La principale novità riguarda l’estensione delle iniziative su più giornate, fino a mercoledì, con appuntamenti in diversi luoghi della città. Il programma coinvolgerà, oltre alla piazzetta intitolata a Primo Levi, piazza Carlina e la Biblioteca nazionale di piazza Carlo Alberto. L’edizione ampliata coincide con la prima Settimana per la promozione della cultura ebraica, iniziativa promossa a livello nazionale dall’Ufficio Nazionale Antidiscriminazioni Razziali.

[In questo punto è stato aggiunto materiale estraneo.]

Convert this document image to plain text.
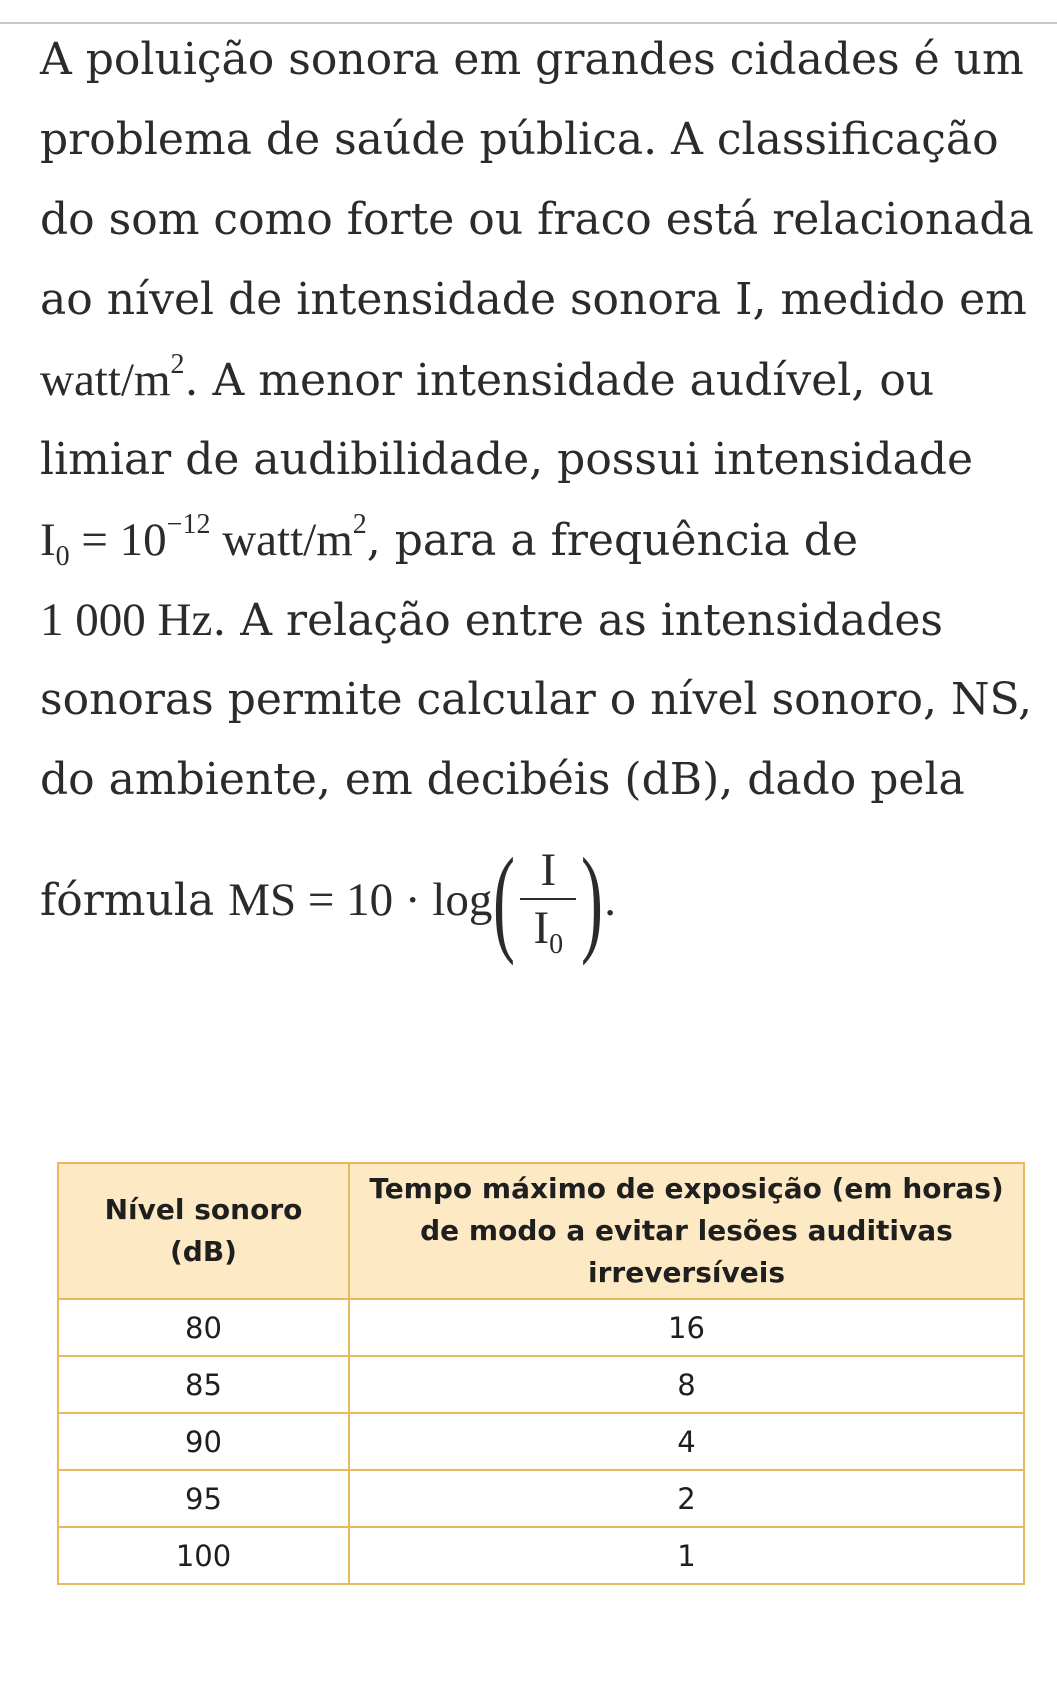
A poluição sonora em grandes cidades é um
problema de saúde pública. A classificação
do som como forte ou fraco está relacionada
ao nível de intensidade sonora I, medido em
watt/$m^2$. A menor intensidade audível, ou
limiar de audibilidade, possui intensidade
$I_0 = 10^{-12}$ watt/$m^2$, para a frequência de
1 000 Hz. A relação entre as intensidades
sonoras permite calcular o nível sonoro, NS,
do ambiente, em decibéis (dB), dado pela
fórmula MS = 10 · log ( $\frac{I}{I_0}$ ) .
Nível sonoro (dB)	Tempo máximo de exposição (em horas) de modo a evitar lesões auditivas irreversíveis
80	16
85	8
90	4
95	2
100	1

Le risorse e il dialogo con la città
Il Comune, insieme alla Comunità ebraica torinese e alla Biblioteca nazionale, ha partecipato al bando dell’Unar ottenendo 5 mila euro. Il finanziamento rientra nei 100 mila euro complessivi messi a disposizione dalla Presidenza del Consiglio per sostenere progetti ed eventi dedicati alla cultura ebraica realizzati dagli enti locali.
Il presidente della Comunità ebraica torinese, Dario Disegni, ha sottolineato il valore dell’iniziativa e l’importanza dell’apertura verso la cittadinanza. Secondo Disegni, l’allungamento delle celebrazioni rappresenta un’occasione per favorire il dialogo, soprattutto in una fase segnata da episodi di antisemitismo. Il presidente ha inoltre ribadito la necessità di distinguere le comunità ebraiche della diaspora dalle politiche del governo israeliano.

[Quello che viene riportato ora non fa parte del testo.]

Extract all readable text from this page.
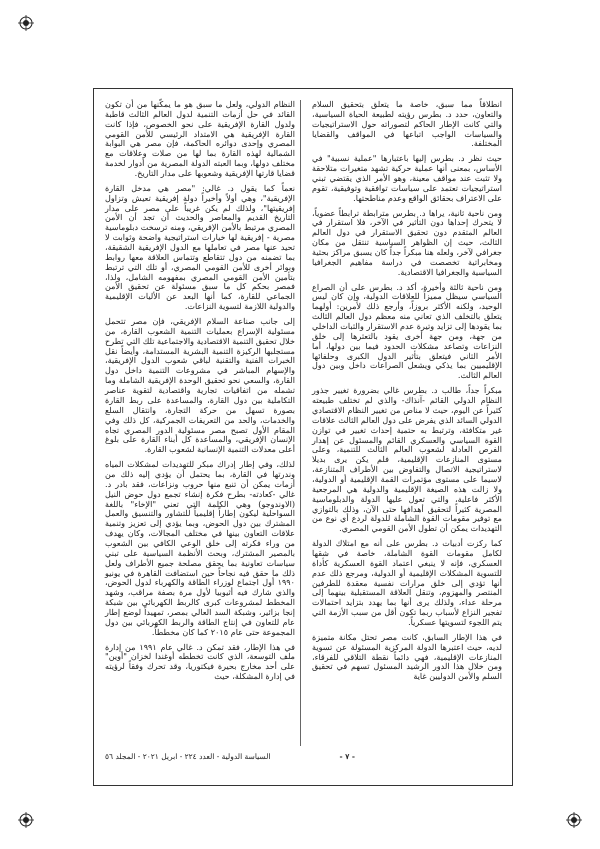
انطلاقاً مما سبق، خاصة ما يتعلق بتحقيق السلام والتعاون، حدد د. بطرس رؤيته لطبيعة الحياة السياسية، والتي كانت الإطار الحاكم لتصوراته حول الاستراتيجيات والسياسات الواجب اتباعها في المواقف والقضايا المختلفة.

حيث نظر د. بطرس إليها باعتبارها "عملية نسبية" في الأساس، بمعنى أنها عملية حركية تشهد متغيرات متلاحقة ولا تثبت عند مواقف معينة، وهو الأمر الذي يقتضي تبني استراتيجيات تعتمد على سياسات توافقية وتوفيقية، تقوم على الاعتراف بحقائق الواقع وعدم مناطحتها.

ومن ناحية ثانية، يراها د. بطرس مترابطة ترابطاً عضوياً، لا يتحرك إحداها دون التأثير في الآخر، فلا استقرار في العالم المتقدم دون تحقيق الاستقرار في دول العالم الثالث، حيث إن الظواهر السياسية تنتقل من مكان جغرافي لآخر، ولعله هنا مبكراً جداً كان يسبق مراكز بحثية ومخابراتية تخصصت في دراسة مفاهيم الجغرافيا السياسية والجغرافيا الاقتصادية.

ومن ناحية ثالثة وأخيرة، أكد د. بطرس على أن الصراع السياسي سيظل مميزاً للعلاقات الدولية، وإن كان ليس الوحيد، ولكنه الأكثر بروزاً، وأرجع ذلك لأمرين: أولهما يتعلق بالتخلف الذي تعاني منه معظم دول العالم الثالث بما يقودها إلى تزايد وتيرة عدم الاستقرار والثبات الداخلي من جهة، ومن جهة أخرى يقود بالتعثرها إلى خلق النزاعات وتصاعد مشكلات الحدود فيما بين دولها، أما الأمر الثاني فيتعلق بتأثير الدول الكبرى وحلفائها الإقليميين بما يذكي ويشعل الصراعات داخل وبين دول العالم الثالث.

مبكراً جداً، طالب د. بطرس غالي بضرورة تغيير جذور النظام الدولي القائم -آنذاك- والذي لم تختلف طبيعته كثيراً عن اليوم، حيث لا مناص من تغيير النظام الاقتصادي الدولي السائد الذي يفرض على دول العالم الثالث علاقات غير متكافئة، وترتبط به حتمية إحداث تغيير في توازن القوة السياسي والعسكري القائم والمسئول عن إهدار الفرص العادلة لشعوب العالم الثالث للتنمية، وعلى مستوى المنازعات الإقليمية، فلم يكن يرى بديلا لاستراتيجية الاتصال والتفاوض بين الأطراف المتنازعة، لاسيما على مستوى مؤتمرات القمة الإقليمية أو الدولية، ولا زالت هذه الصيغة الإقليمية والدولية هي المرجعية الأكثر فاعلية، والتي تعول عليها الدولة والدبلوماسية المصرية كثيراً لتحقيق أهدافها حتى الآن، وذلك بالتوازي مع توفير مقومات القوة الشاملة للدولة لردع أي نوع من التهديدات يمكن أن تطول الأمن القومي المصري.

كما ركزت أدبيات د. بطرس على أنه مع امتلاك الدولة لكامل مقومات القوة الشاملة، خاصة في شقها العسكري، فإنه لا ينبغي اعتماد القوة العسكرية كأداة للتسوية المشكلات الإقليمية أو الدولية، ومرجع ذلك عدم أنها تؤدي إلى خلق مرارات نفسية معقدة للطرفين المنتصر والمهزوم، وتنقل العلاقة المستقبلية بينهما إلى مرحلة عداء، ولذلك يرى أنها بما يهدد بتزايد احتمالات تفجير النزاع لأسباب ربما تكون أقل من سبب الأزمة التي يتم اللجوء لتسويتها عسكرياً.

في هذا الإطار السابق، كانت مصر تحتل مكانة متميزة لديه، حيث اعتبرها الدولة المركزية المسئولة عن تسوية المنازعات الإقليمية، فهي دائماً نقطة التلاقي للفرقاء، ومن خلال هذا الدور الرشيد المسئول تسهم في تحقيق السلم والأمن الدوليين غاية

النظام الدولي، ولعل ما سبق هو ما يمكّنها من أن تكون القائد في حل أزمات التنمية لدول العالم الثالث قاطبة ولدول القارة الإفريقية على نحو الخصوص، فإذا كانت القارة الإفريقية هي الامتداد الرئيسي للأمن القومي المصري وإحدى دوائره الحاكمة، فإن مصر هي البوابة الشمالية لهذه القارة بما لها من صلات وعلاقات مع مختلف دولها، وبما العبته الدولة المصرية من أدوار لخدمة قضايا قارتها الإفريقية وشعوبها على مدار التاريخ.

نعماً كما يقول د. غالي: "مصر هي مدخل القارة الإفريقية"، وهي أولاً وأخيراً دولة إفريقية تعيش وتزاول إفريقيتها"، ولذلك لم يكن غريباً على مصر على مدار التاريخ القديم والمعاصر والحديث أن تجد أن الأمن المصري مرتبط بالأمن الإفريقي، ومنه ترسخت دبلوماسية مصرية - إفريقية لها خيارات استراتيجية واضحة وثوابت لا تحيد عنها مصر في تعاملها مع الدول الإفريقية الشقيقة، بما تضمنه من دول تتقاطع وتتماس العلاقة معها روابط وبوائر أخرى للأمن القومي المصري، أو تلك التي ترتبط بتأمين الأمن القومي المصري بمفهومه الشامل، ولذا، فمصر بحكم كل ما سبق مسئولة عن تحقيق الأمن الجماعي للقارة، كما أنها البعد عن الأليات الإقليمية والدولية اللازمة لتسوية النزاعات.

إلى جانب صناعة السلام الإفريقي، فإن مصر تتحمل مسئولية الإسراع بعمليات التنمية الشعوب القارة، من خلال تحقيق التنمية الاقتصادية والاجتماعية تلك التي تطرح مستجلبها الركيزة التنمية البشرية المستدامة، وأيضاً نقل الخبرات الفنية والتقنية لباقي شعوب الدول الإفريقية، والإسهام المباشر في مشروعات التنمية داخل دول القارة، والسعي نحو تحقيق الوحدة الإفريقية الشاملة وما تشمله من اتفاقيات تجارية واقتصادية لتقوية عناصر التكاملية بين دول القارة، والمساعدة على ربط القارة بصورة تسهل من حركة التجارة، وانتقال السلع والخدمات، والحد من التعريفات الجمركية، كل ذلك وفي المقام الأول تصبح مصر مسئولية الدور المصري تجاه الإنسان الإفريقي، والمساعدة كل أبناء القارة على بلوغ أعلى معدلات التنمية الإنسانية لشعوب القارة.

لذلك، وفي إطار إدراك مبكر للتهديدات لمشكلات المياه وندرتها في القارة، بما يحتمل أن يؤدي إليه ذلك من أزمات يمكن أن تنبع منها حروب ونزاعات، فقد بادر د. غالي -كعادته- بطرح فكرة إنشاء تجمع دول حوض النيل (الاوندوجو) وهي الكلمة التي تعني "الإخاء" باللغة السواحلية ليكون إطاراً إقليمياً للتشاور والتنسيق والعمل المشترك بين دول الحوض، وبما يؤدي إلى تعزيز وتنمية علاقات التعاون بينها في مختلف المجالات، وكان يهدف من وراء فكرته إلى خلق الوعي الكافي بين الشعوب بالمصير المشترك، وبحث الأنظمة السياسية على تبني سياسات تعاونية بما يحقق مصلحة جميع الأطراف ولعل ذلك ما حقق فيه نجاحاً حين استضافت القاهرة في يونيو ١٩٩٠ أول اجتماع لوزراء الطاقة والكهرباء لدول الحوض، والذي شارك فيه أثيوبيا لأول مرة بصفة مراقب، وشهد المخطط لمشروعات كبرى كالربط الكهربائي بين شبكة إنجا بزائير، وشبكة السد العالي بمصر، تمهيداً لوضع إطار عام للتعاون في إنتاج الطاقة والربط الكهربائي بين دول المجموعة حتى عام ٢٠١٥ كما كان مخططاً.

في هذا الإطار، فقد تمكن د. غالي عام ١٩٩١ من إدارة ملف التوسعة، الذي كانت تخططه أوغندا لخزان "أوين" على أحد مخارج بحيرة فيكتوريا، وقد تحرك وفقاً لرؤيته في إدارة المشكلة، حيث

- ٧ -
السياسة الدولية - العدد ٢٢٤ - ابريل ٢٠٢١ - المجلد ٥٦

Il calendario degli appuntamenti
Domenica, dopo l’apertura delle attività alle 9.30, Sarai Shavit terrà alle 10.30 una conferenza sulla poesia d’amore ebraica. Alle 11, con partenza da piazza Carlina, è prevista una passeggiata guidata tra i luoghi delle abitazioni che un tempo si trovavano nel ghetto cittadino.

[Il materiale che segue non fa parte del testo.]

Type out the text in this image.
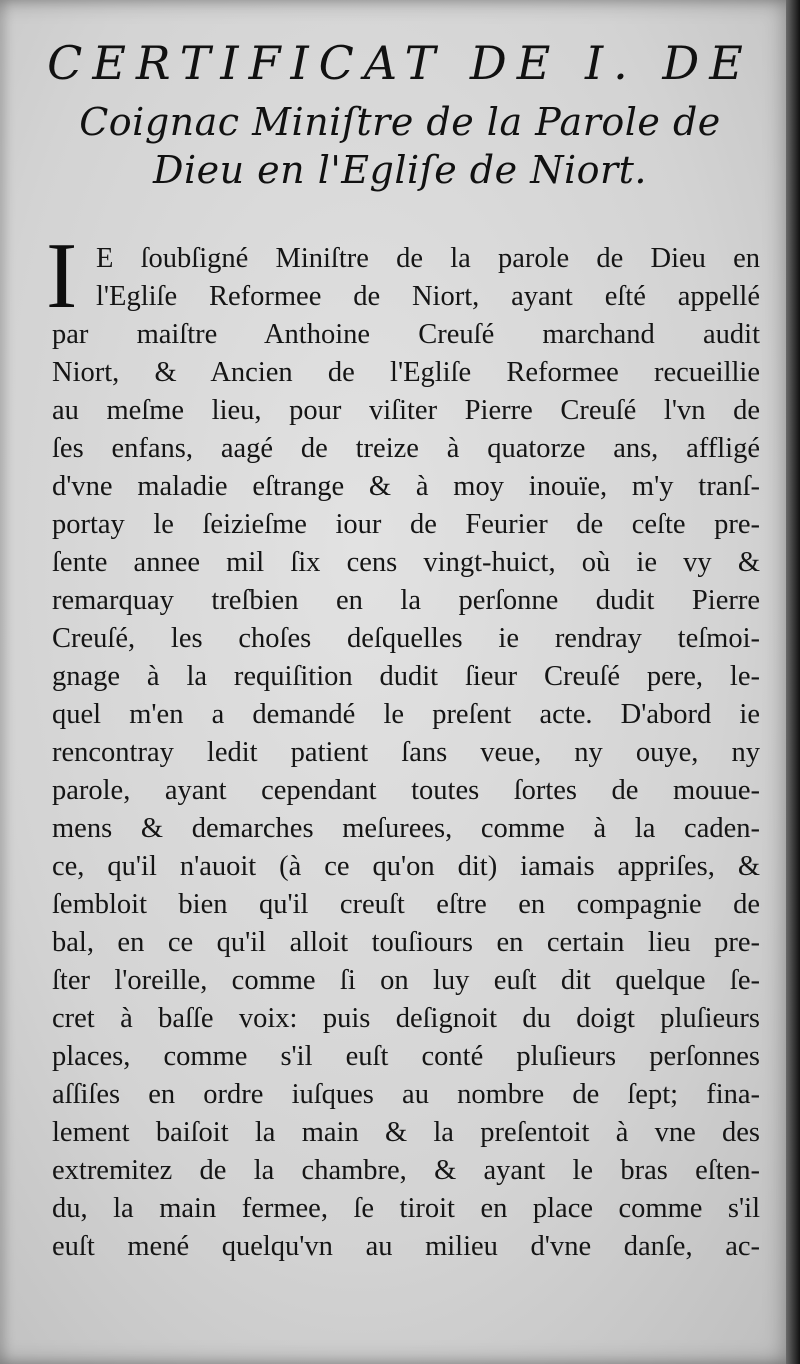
CERTIFICAT DE I. DE
Coignac Miniſtre de la Parole de
Dieu en l'Egliſe de Niort.
I E ſoubſigné Miniſtre de la parole de Dieu en
l'Egliſe Reformee de Niort, ayant eſté appellé
par maiſtre Anthoine Creuſé marchand audit
Niort, & Ancien de l'Egliſe Reformee recueillie
au meſme lieu, pour viſiter Pierre Creuſé l'vn de
ſes enfans, aagé de treize à quatorze ans, affligé
d'vne maladie eſtrange & à moy inouïe, m'y tranſ-
portay le ſeizieſme iour de Feurier de ceſte pre-
ſente annee mil ſix cens vingt-huict, où ie vy &
remarquay treſbien en la perſonne dudit Pierre
Creuſé, les choſes deſquelles ie rendray teſmoi-
gnage à la requiſition dudit ſieur Creuſé pere, le-
quel m'en a demandé le preſent acte. D'abord ie
rencontray ledit patient ſans veue, ny ouye, ny
parole, ayant cependant toutes ſortes de mouue-
mens & demarches meſurees, comme à la caden-
ce, qu'il n'auoit (à ce qu'on dit) iamais appriſes, &
ſembloit bien qu'il creuſt eſtre en compagnie de
bal, en ce qu'il alloit touſiours en certain lieu pre-
ſter l'oreille, comme ſi on luy euſt dit quelque ſe-
cret à baſſe voix: puis deſignoit du doigt pluſieurs
places, comme s'il euſt conté pluſieurs perſonnes
aſſiſes en ordre iuſques au nombre de ſept; fina-
lement baiſoit la main & la preſentoit à vne des
extremitez de la chambre, & ayant le bras eſten-
du, la main fermee, ſe tiroit en place comme s'il
euſt mené quelqu'vn au milieu d'vne danſe, ac-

Nel pomeriggio, alle 17.30 in piazzetta Primo Levi, Ruth Mussi dialogherà con Giuseppe D’Agostino sui racconti caratteristici della tradizione rabbinica. Per l’intera giornata saranno inoltre disponibili visite guidate alla sinagoga e accessi alla mostra Un canto sublime per la voce dello sposo e della sposa.
Martedì alle 21, ancora in piazzetta Primo Levi, è in programma lo spettacolo dedicato al Dybbuk con Miriam Camerini. Mercoledì, alle 17 nella Biblioteca nazionale di piazza Carlo Alberto, si terrà infine una tavola rotonda letterario-musicale per il centenario del poeta Yehuda Amichai. Le iniziative sono state organizzate con l’obiettivo di coinvolgere un pubblico più ampio e rafforzare la conoscenza della cultura ebraica sul territorio.